Monday, October 27, 2014

A LADY ALWAYS KNOWS WHEN TO LEAVE

Late yesterday evening her breathing became ragged and she started leaking ice water.  We gathered the softening food from her freezer and stashed it in our big upright freezer in the basement.

 This morning we put the rest of the food in an ice chest with ice from the big freezer, said our goodbyes---

---and pulled the plug.  Old Sandy had been with us through big parties and weddings. 
She’d patiently cared for our lettuce and leftovers while humming quietly along for a couple of decades.

She couldn’t have chosen a better time to go.  I had planned to clean the spilled syrup, soggy lettuce and fuzzy unidentifiable food objects off her racks this week.  We are expecting kids, spouses and grandkids to rock the place on Halloween and then an even bigger gathering is planned for Thanksgiving Weekend.

Like Sipsey told Idgie when Ruth breathed her last, “She was a lady and a lady always knows when to leave.”

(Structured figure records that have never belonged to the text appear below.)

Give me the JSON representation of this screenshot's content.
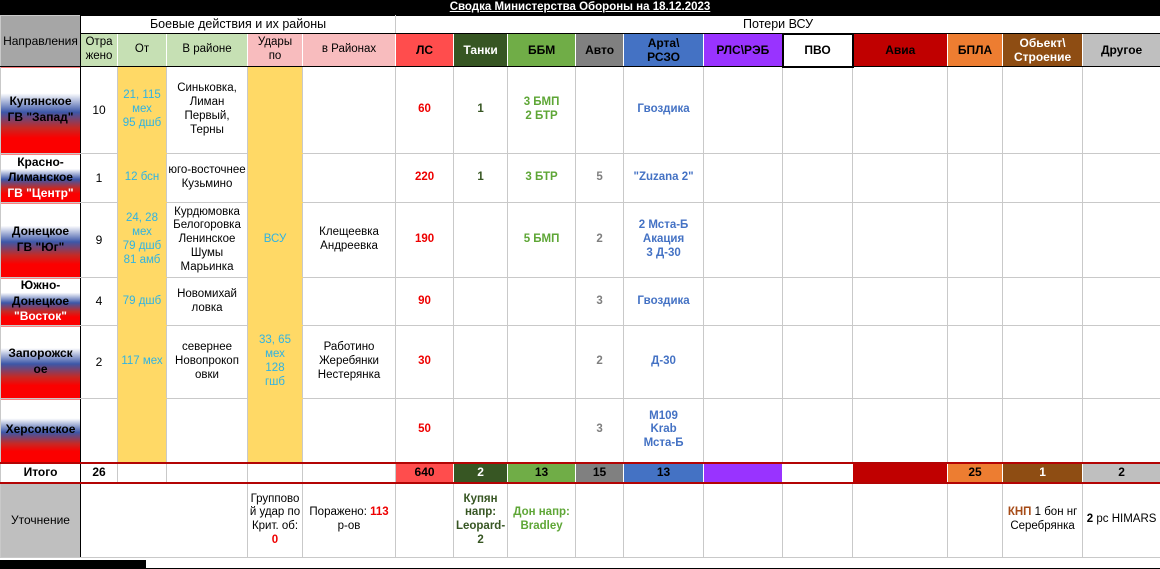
{
  "title": "Сводка Министерства Обороны на 18.12.2023",
  "palette": {
    "header_gray": "#A6A6A6",
    "header_green": "#C6E0B4",
    "header_pink": "#F8BCBE",
    "cell_yellow": "#FFD966",
    "text_cyan": "#2FB3E3",
    "text_red": "#EE0000",
    "ls_red": "#FF4D4D",
    "tank_dark_green": "#375623",
    "bbm_green": "#70AD47",
    "auto_gray": "#808080",
    "arta_blue": "#4472C4",
    "rls_purple": "#9933FF",
    "avia_dark_red": "#C00000",
    "bpla_orange": "#ED7D31",
    "object_brown": "#8E4D13",
    "other_gray": "#BFBFBF",
    "total_border_red": "#B30404",
    "flag_blue": "#3C57A8",
    "flag_red": "#FB0000"
  },
  "grid": {
    "col_keys": [
      "direction",
      "repelled",
      "from",
      "area",
      "strikes",
      "strike-areas",
      "ls",
      "tanks",
      "bbm",
      "auto",
      "arta",
      "rls-reb",
      "pvo",
      "avia",
      "bpla",
      "object",
      "other"
    ],
    "rows": [
      {
        "key": "header-group",
        "cells": [
          {
            "n": "col-header-directions",
            "t": "Направления",
            "c": "hgray wrap-hard",
            "rs": 2
          },
          {
            "n": "combat-group-header",
            "t": "Боевые действия и их районы",
            "c": "hwhite",
            "cs": 5
          },
          {
            "n": "losses-group-header",
            "t": "Потери ВСУ",
            "c": "hwhite",
            "cs": 11
          }
        ]
      },
      {
        "key": "header-cols",
        "cls": "hdr2",
        "start": 1,
        "cells": [
          {
            "t": "Отра\nжено",
            "c": "hgreen"
          },
          {
            "t": "От",
            "c": "hgreen"
          },
          {
            "t": "В районе",
            "c": "hgreen"
          },
          {
            "t": "Удары\nпо",
            "c": "hpink"
          },
          {
            "t": "в Районах",
            "c": "hpink"
          },
          {
            "t": "ЛС",
            "c": "h-ls"
          },
          {
            "t": "Танки",
            "c": "h-tank"
          },
          {
            "t": "ББМ",
            "c": "h-bbm"
          },
          {
            "t": "Авто",
            "c": "h-auto"
          },
          {
            "t": "Арта\\\nРСЗО",
            "c": "h-arta"
          },
          {
            "t": "РЛС\\РЭБ",
            "c": "h-rls"
          },
          {
            "t": "ПВО",
            "c": "h-pvo"
          },
          {
            "t": "Авиа",
            "c": "h-avia"
          },
          {
            "t": "БПЛА",
            "c": "h-bpla"
          },
          {
            "t": "Обьект\\\nСтроение",
            "c": "h-obj"
          },
          {
            "t": "Другое",
            "c": "h-other"
          }
        ]
      },
      {
        "key": "kupyansk",
        "cells": [
          {
            "n": "direction-kupyansk",
            "c": "flag",
            "lines": [
              {
                "t": "Купянское"
              },
              {
                "t": "ГВ \"Запад\""
              }
            ]
          },
          {
            "t": "10",
            "c": "v-rep"
          },
          {
            "t": "21, 115\nмех\n95 дшб",
            "c": "yellow cyan"
          },
          {
            "t": "Синьковка, Лиман Первый, Терны",
            "c": "area"
          },
          {
            "t": "",
            "c": "yellow"
          },
          {
            "t": "",
            "c": "area"
          },
          {
            "t": "60",
            "c": "v-ls"
          },
          {
            "t": "1",
            "c": "v-tank"
          },
          {
            "t": "3 БМП\n2 БТР",
            "c": "v-bbm"
          },
          {},
          {
            "t": "Гвоздика",
            "c": "v-arta"
          },
          {},
          {},
          {},
          {},
          {},
          {}
        ]
      },
      {
        "key": "krasno-liman",
        "cells": [
          {
            "n": "direction-krasno-liman",
            "c": "flag",
            "lines": [
              {
                "t": "Красно-"
              },
              {
                "t": "Лиманское"
              },
              {
                "t": "ГВ \"Центр\"",
                "w": 1
              }
            ]
          },
          {
            "t": "1",
            "c": "v-rep"
          },
          {
            "t": "12 бсн",
            "c": "yellow cyan"
          },
          {
            "t": "юго-восточнее Кузьмино",
            "c": "area"
          },
          {
            "t": "",
            "c": "yellow"
          },
          {
            "t": "",
            "c": "area"
          },
          {
            "t": "220",
            "c": "v-ls"
          },
          {
            "t": "1",
            "c": "v-tank"
          },
          {
            "t": "3 БТР",
            "c": "v-bbm"
          },
          {
            "t": "5",
            "c": "v-auto"
          },
          {
            "t": "\"Zuzana 2\"",
            "c": "v-arta"
          },
          {},
          {},
          {},
          {},
          {},
          {}
        ]
      },
      {
        "key": "donetsk",
        "cells": [
          {
            "n": "direction-donetsk",
            "c": "flag",
            "lines": [
              {
                "t": "Донецкое"
              },
              {
                "t": "ГВ \"Юг\""
              }
            ]
          },
          {
            "t": "9",
            "c": "v-rep"
          },
          {
            "t": "24, 28\nмех\n79 дшб\n81 амб",
            "c": "yellow cyan"
          },
          {
            "t": "Курдюмовка Белогоровка Ленинское Шумы Марьинка",
            "c": "area"
          },
          {
            "t": "ВСУ",
            "c": "yellow cyan"
          },
          {
            "t": "Клещеевка Андреевка",
            "c": "area"
          },
          {
            "t": "190",
            "c": "v-ls"
          },
          {},
          {
            "t": "5 БМП",
            "c": "v-bbm"
          },
          {
            "t": "2",
            "c": "v-auto"
          },
          {
            "t": "2 Мста-Б\nАкация\n3 Д-30",
            "c": "v-arta"
          },
          {},
          {},
          {},
          {},
          {},
          {}
        ]
      },
      {
        "key": "yuzhno-donetsk",
        "cells": [
          {
            "n": "direction-yuzhno-donetsk",
            "c": "flag",
            "lines": [
              {
                "t": "Южно-"
              },
              {
                "t": "Донецкое"
              },
              {
                "t": "\"Восток\"",
                "w": 1
              }
            ]
          },
          {
            "t": "4",
            "c": "v-rep"
          },
          {
            "t": "79 дшб",
            "c": "yellow cyan"
          },
          {
            "t": "Новомихай\nловка",
            "c": "area"
          },
          {
            "t": "",
            "c": "yellow"
          },
          {
            "t": "",
            "c": "area"
          },
          {
            "t": "90",
            "c": "v-ls"
          },
          {},
          {},
          {
            "t": "3",
            "c": "v-auto"
          },
          {
            "t": "Гвоздика",
            "c": "v-arta"
          },
          {},
          {},
          {},
          {},
          {},
          {}
        ]
      },
      {
        "key": "zaporozhye",
        "cells": [
          {
            "n": "direction-zaporozhye",
            "c": "flag",
            "lines": [
              {
                "t": "Запорожск"
              },
              {
                "t": "ое"
              }
            ]
          },
          {
            "t": "2",
            "c": "v-rep"
          },
          {
            "t": "117 мех",
            "c": "yellow cyan"
          },
          {
            "t": "севернее\nНовопрокоп\nовки",
            "c": "area"
          },
          {
            "t": "33, 65\nмех\n128\nгшб",
            "c": "yellow cyan"
          },
          {
            "t": "Работино Жеребянки Нестерянка",
            "c": "area"
          },
          {
            "t": "30",
            "c": "v-ls"
          },
          {},
          {},
          {
            "t": "2",
            "c": "v-auto"
          },
          {
            "t": "Д-30",
            "c": "v-arta"
          },
          {},
          {},
          {},
          {},
          {},
          {}
        ]
      },
      {
        "key": "kherson",
        "cells": [
          {
            "n": "direction-kherson",
            "c": "flag",
            "lines": [
              {
                "t": "Херсонское"
              }
            ]
          },
          {
            "t": "",
            "c": "v-rep"
          },
          {
            "t": "",
            "c": "yellow"
          },
          {
            "t": "",
            "c": "area"
          },
          {
            "t": "",
            "c": "yellow"
          },
          {
            "t": "",
            "c": "area"
          },
          {
            "t": "50",
            "c": "v-ls"
          },
          {},
          {},
          {
            "t": "3",
            "c": "v-auto"
          },
          {
            "t": "М109\nKrab\nМста-Б",
            "c": "v-arta"
          },
          {},
          {},
          {},
          {},
          {},
          {}
        ]
      },
      {
        "key": "total",
        "cls": "total",
        "cells": [
          {
            "n": "total-label",
            "t": "Итого",
            "c": "total-label"
          },
          {
            "t": "26",
            "c": "v-rep"
          },
          {},
          {},
          {},
          {},
          {
            "t": "640",
            "c": "t-ls t-sep"
          },
          {
            "t": "2",
            "c": "t-tank t-sep"
          },
          {
            "t": "13",
            "c": "t-bbm t-sep"
          },
          {
            "t": "15",
            "c": "t-auto t-sep"
          },
          {
            "t": "13",
            "c": "t-arta t-sep"
          },
          {
            "t": "",
            "c": "t-rls t-sep"
          },
          {
            "t": "",
            "c": "t-pvo t-sep"
          },
          {
            "t": "",
            "c": "t-avia t-sep"
          },
          {
            "t": "25",
            "c": "t-bpla t-sep"
          },
          {
            "t": "1",
            "c": "t-obj t-sep"
          },
          {
            "t": "2",
            "c": "t-other t-sep"
          }
        ]
      },
      {
        "key": "note",
        "cells": [
          {
            "n": "note-label",
            "t": "Уточнение",
            "c": "note-label"
          },
          {
            "t": "",
            "cs": 3
          },
          {
            "c": "note-cell wrap-hard",
            "seg": [
              {
                "t": "Групповой удар по Крит. об: "
              },
              {
                "t": "0",
                "c": "red",
                "b": 1
              }
            ]
          },
          {
            "c": "note-cell",
            "seg": [
              {
                "t": "Поражено: "
              },
              {
                "t": "113",
                "c": "red",
                "b": 1
              },
              {
                "t": " р-ов"
              }
            ]
          },
          {
            "t": "",
            "c": "bl"
          },
          {
            "c": "note-cell wrap-hard",
            "seg": [
              {
                "t": "Купян напр: Leopard-2",
                "c": "dgreen",
                "b": 1
              }
            ]
          },
          {
            "c": "note-cell",
            "seg": [
              {
                "t": "Дон напр: Bradley",
                "c": "green",
                "b": 1
              }
            ]
          },
          {},
          {},
          {},
          {},
          {},
          {},
          {
            "c": "note-cell",
            "seg": [
              {
                "t": "КНП",
                "c": "brown",
                "b": 1
              },
              {
                "t": " 1 бон нг Серебрянка"
              }
            ]
          },
          {
            "c": "note-cell",
            "seg": [
              {
                "t": "2",
                "b": 1
              },
              {
                "t": " рс HIMARS"
              }
            ]
          }
        ]
      }
    ]
  }
}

Our next task was to find a replacement before the Major Appliance Virus which caused Sandy’s demise spread to the dishwasher or the dryer.  In fact we didn’t even speak of the incident in the car for fear of an outbreak.

We went to visit our neighbor who, over the years, has given us great deals on a water heater, washer, dryer, and recently sold us a wonderful stainless steel gas range with black trim. 

She had several refrigerators in stock the same size as our old one. We said no to the one that was toilet white.  There was a floor model waiting for a replacement handle that had been broken in shipping.  It was in our price range but it was black. For another three hundred dollars we could have it in stainless.  If we wanted to spend even more money we could have a fridge big as a walk-in with ice maker, filtered water dispenser in the door and a freezer big enough to stash a body.

 We made our choice and, almost before we could get home to clean up the gunk and leaked body fluids, two buff guys arrived, picked up Sandy and carried her to their truck.

 Then just as skillfully they carried our new refrigerator up the steps—

 --and into our kitchen.

 The guys put on the unbroken handle and promised they’d have a replacement for the broken freezer door handle delivered in a couple of days.  The new fridge looked good next to our black trimmed stove and black dish washer.  We plugged it in, filled it with food and stuck the photos of our kids on the door with magnets, something we couldn’t have done with a stainless fridge.

 I think we’ll call him Darth.

Tuesday, October 21, 2014

WHERE ARE THEY NOW?

Often I wonder what happens to my paintings after I send them off to customers, especially the ones that feature people. Occasionally I use photos I’ve taken of unsuspecting individuals for reference and then hesitate to put any kind of likeness to a figure without permission.

Such was the case for the baby spontaneously dancing to banjo music at a farmers market in Bellingham, Washington.

I’m pretty sure the baby’s family would’ve at least liked to have seen this painting but I have no idea how I could find them. This work went to a customer in Kansas. They wrote they just enjoyed the happiness of the moment I captured.

The same goes for this painting of street musicians in Coos Bay, Oregon. It went to buyers in San Antonio, Texas who didn’t indicate they knew any of the performers.

Another picture or two I’d like to match up with the subject is this catching of a big salmon.

I took these shots with a zoom lens from the Deception Pass Bridge near Seattle in 2012. I’m guessing the fisherman would like to have a record of his catch unless he told his boss he was in bed with the flu that day.

One evening this summer on the Oregon coast I took my camera to the beach. 

There were a few others there enjoying the end of the day but I was charmed by the lady with the little girl and boy watching the sun set.

I don’t know their story but I couldn’t help but take a few photos which led to this painting:

Out of respect I didn’t work too hard on creating a likeness of the children. Although the lady’s friends might be able to identify her. Just a fine way to end an August day on the beach at Manzanita, Oregon.